INFOTANGERANG.ID- Sejarah salat tarawih pertama kali dikerjakan Nabi Muhammad SAW pada 23 Ramadhan 2 H.
Kala itu Rasul melaksanakannya di masjid, kadang di rumah. Hal ini untuk mengajarkan umat Islam bahwa salat tarawih bukan sesuatu yang wajib dilaksanakan.
Dengan mengetahui sejarah salat tarawih, masyarakat yang menjalankan salat tarawih di Masjid Nabawi mengalami evolusi dan perkembangan panjang.
Sejarah Salat Tarawih di Masjid 11 Rakaat dan 20 Rakaat
Salat Tarawih 11 Rakaat
Pada zaman Nabi Muhammad SAW praktik salat tarawih di Masjid adalah 11 rakaat. Hal ini sejalan dengan hadis marfu’ yang isinya dialog antara Abu Salamah dengan ‘Aisyah tentang bilangan sholat tarawih.
Al-Bukhari sebagai salah seorang rawinya memasukkan hadis ini dalam “Kitab Tarawih” dalam kitab Sahih-nya. Beliau tidak memasukkannya dalam kelompok hadis-hadis witir dalam “Kitab Witir”.
Jadi pendapat yang menyatakan bahwa hadits ini tentang witir tidaklah tepat.
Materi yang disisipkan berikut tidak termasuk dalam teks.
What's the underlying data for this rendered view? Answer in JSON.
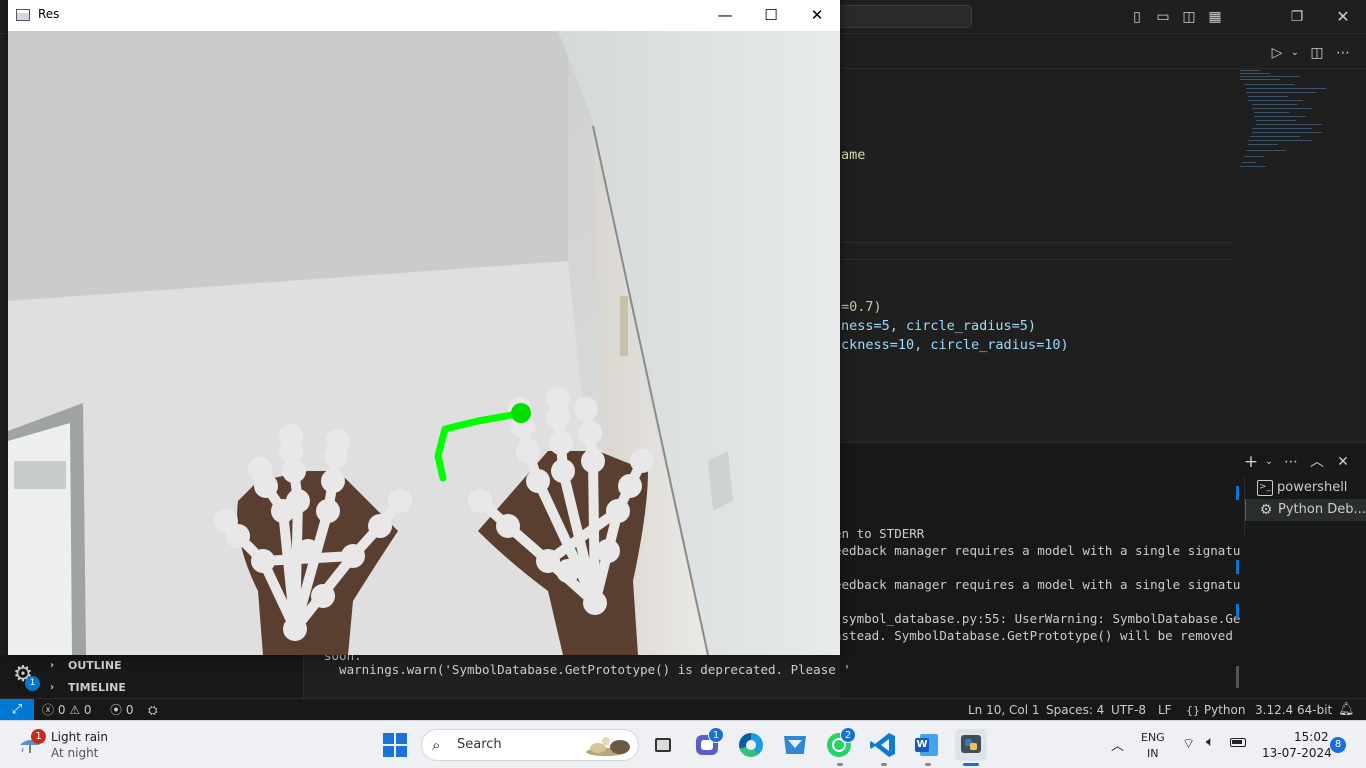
{
  "vscode": {
    "code_fragments": [
      {
        "text": "ame",
        "color": "#dcdcaa"
      },
      {
        "text": "=0.7)",
        "color": "#b5cea8"
      },
      {
        "text": "ness=5, circle_radius=5)",
        "color": "#9cdcfe"
      },
      {
        "text": "ckness=10, circle_radius=10)",
        "color": "#9cdcfe"
      }
    ],
    "terminal_lines": [
      "en to STDERR",
      "eedback manager requires a model with a single signatu",
      "eedback manager requires a model with a single signatu",
      "\\symbol_database.py:55: UserWarning: SymbolDatabase.Ge",
      "nstead. SymbolDatabase.GetPrototype() will be removed",
      "soon.",
      "  warnings.warn('SymbolDatabase.GetPrototype() is deprecated. Please '"
    ],
    "terminals": [
      {
        "label": "powershell",
        "icon": "terminal-icon"
      },
      {
        "label": "Python Deb...",
        "icon": "debug-gear-icon"
      }
    ],
    "sidebar_sections": [
      "OUTLINE",
      "TIMELINE"
    ],
    "gear_badge": "1",
    "status": {
      "errors": "0",
      "warnings": "0",
      "ports": "0",
      "position": "Ln 10, Col 1",
      "spaces": "Spaces: 4",
      "encoding": "UTF-8",
      "eol": "LF",
      "language": "Python",
      "interpreter": "3.12.4 64-bit"
    }
  },
  "res_window": {
    "title": "Res",
    "minimize": "—",
    "maximize": "☐",
    "close": "✕"
  },
  "taskbar": {
    "weather": {
      "title": "Light rain",
      "subtitle": "At night",
      "badge": "1"
    },
    "search_label": "Search",
    "apps": [
      {
        "name": "file-explorer",
        "badge": ""
      },
      {
        "name": "teams",
        "badge": "1"
      },
      {
        "name": "edge",
        "badge": ""
      },
      {
        "name": "store",
        "badge": ""
      },
      {
        "name": "whatsapp",
        "badge": "2"
      },
      {
        "name": "vscode",
        "badge": ""
      },
      {
        "name": "word",
        "badge": ""
      },
      {
        "name": "python",
        "badge": ""
      }
    ],
    "lang_top": "ENG",
    "lang_bottom": "IN",
    "time": "15:02",
    "date": "13-07-2024",
    "notifications": "8"
  },
  "colors": {
    "accent": "#0078d4",
    "stroke_green": "#00ff00",
    "landmark_white": "#e8e8e8"
  }
}
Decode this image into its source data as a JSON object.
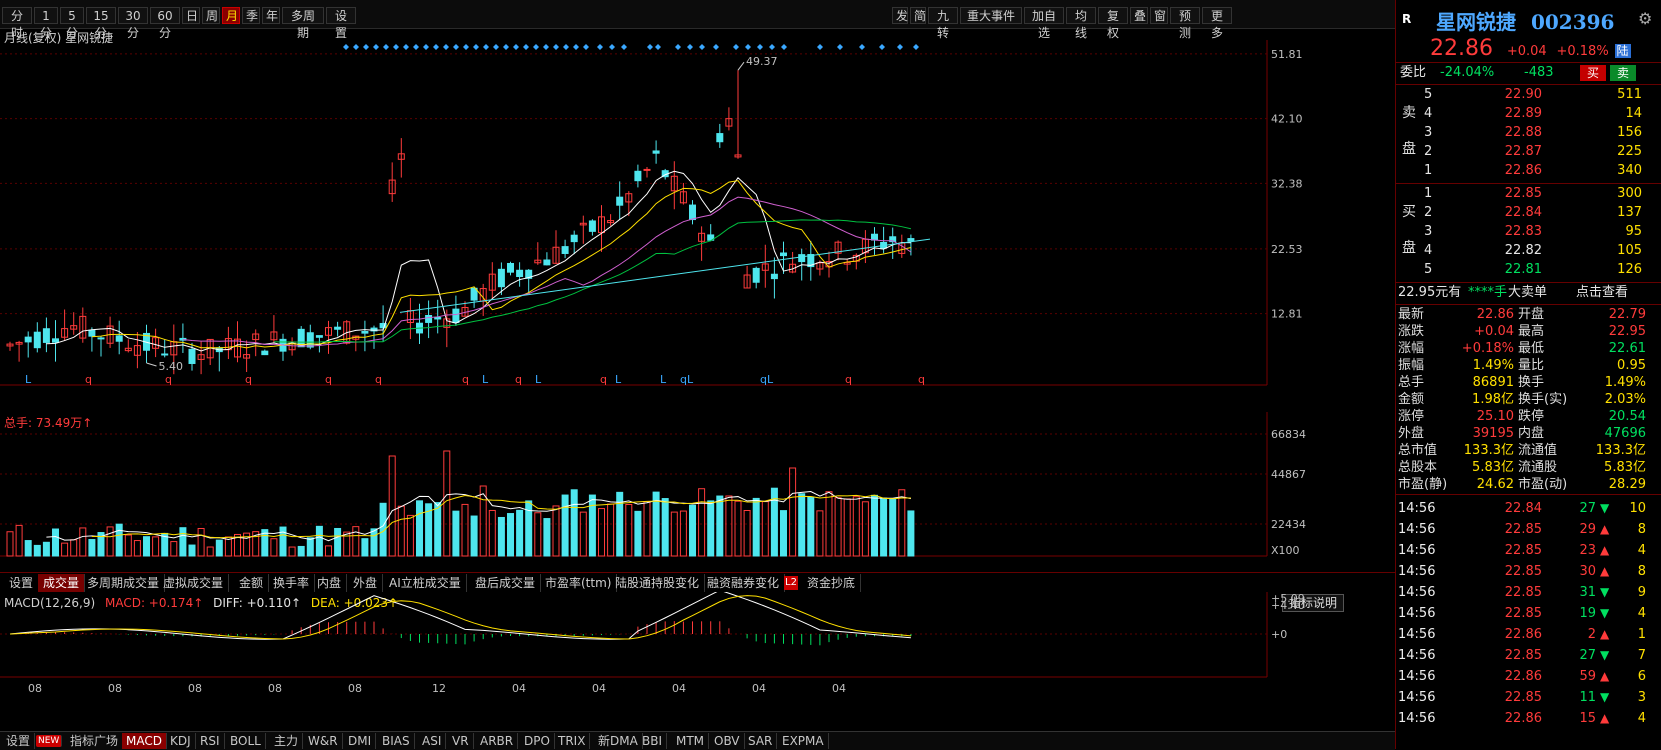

Praktik 11 rakaat di zaman Nabi saw ini berlanjut terus hingga zaman ‘Umar. Sahabat yang bergelar Al Faruq ini menertibkan pelaksanaan jamaah tarawih di Masjid Nabawi pada tahun 14 H/635 M supaya dilakukan 11 rakaat. Tidak ada riwayat yang menyatakan bahwa ‘Umar pernah mengubah kebijakannya.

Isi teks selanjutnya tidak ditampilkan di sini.